Most strains of E. coli and Klebsiella sp. showed MIC lower than 0.05μg/ml of Azthreonam similarly to CTX, being lower than MIC of other antibiotics examined. P. mirabilis strains were divided into two groups according to their sensitiveness to Azthreonam; one being more sensitive, and the other less sensitive to the drug than to other antibiotics.
As for the strains of E. aerogenes, S. marcescens, P. vulgaris. P. rettgeri, and P. morganii, Azthreonam was found to be most potent among the antibiotics examined. Azthreonam showed activity against P. aeruginosa, too, similarly to CPZ, being four-to eightfold stronger than CTX and LMOX, while E. cloacae strains were less sensitive to Azthreonam than to LMOX.
2) Absorption and excretion: A patient of 62 years of age having cholecystitis was administered with 1g Azthreonam by i. v. drip infusion. One gram of the drug dissolved in 100 ml phys. Saline was infused in one hour. The blood level of the drug was 110μg/ml at the end of the infusion, descending thereafter, but still keeping the level of 10.5μ/ml even after six hours. The bile of the patient obtained by the duodenal drainage showed concentrations of 17μg/ml (A-bile), 66μg/ml (Bbile), and 450μg/ml (C-bile) of the drug. The urinary recovery rate of the drug in six hours was 66.4% of the dose.
3) Clinical trials: Twenty-one patients with various infections (RTI 8, UTI 2, BTI 8, septicemia 2, the rest 1) were treated with 2-4 g/day of the drug; two of them by i. m. injection, and others by i. v. drip infusion.

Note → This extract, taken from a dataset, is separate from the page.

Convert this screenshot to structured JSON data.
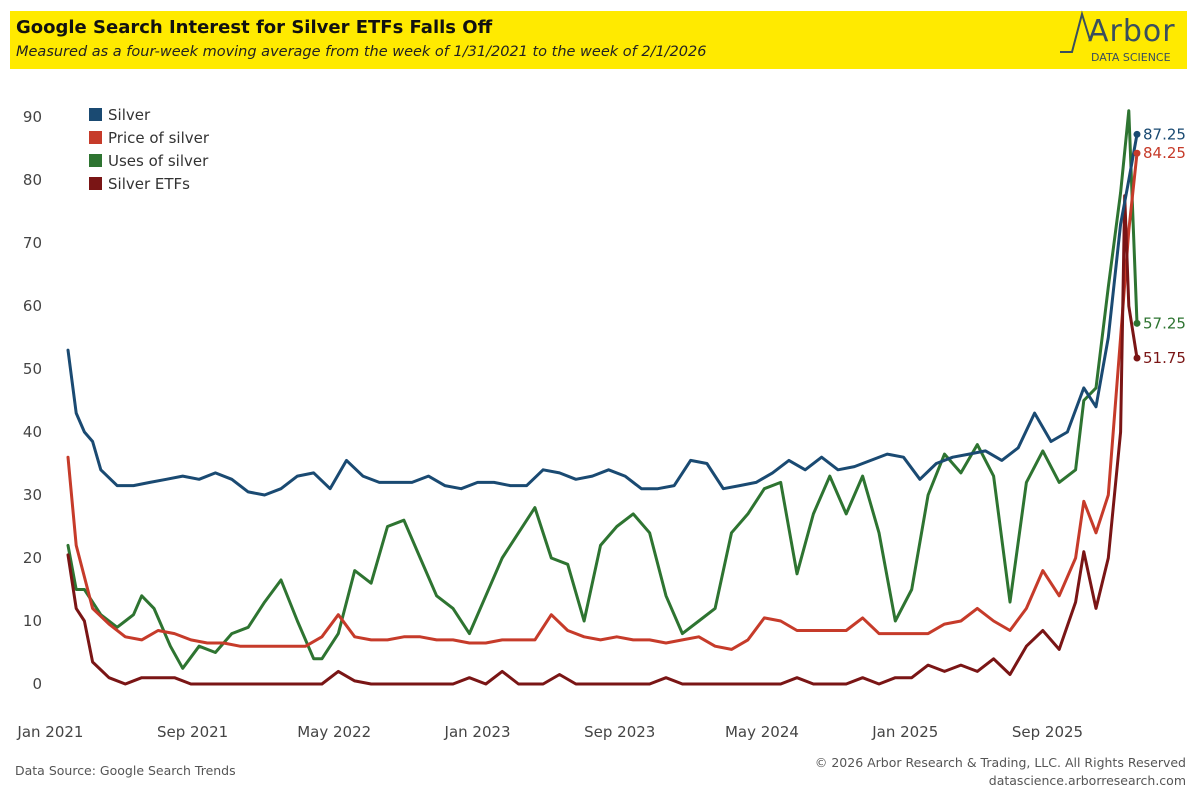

Seventeen of the patients were assessable for the clinical effectiveness of the therapy; i. e. excellent 2, good 9, fair 1, and poor 5; the efficacy rate being 64. 7%. The clinical results obtained should be appreciable, as almost all of the treated patients had some underlying diseases which might have mitigated the efficacy of the antibiotic therapy.
No side effects were observed, except for two cases; one complained local pain at the site of i. rn. injection, and another showed exanthema accompanied by slight neutropenia.
Those results obtained should suggest that Azthreonam is a new antibiotic of use for infections caused by Gram-negative bacilli.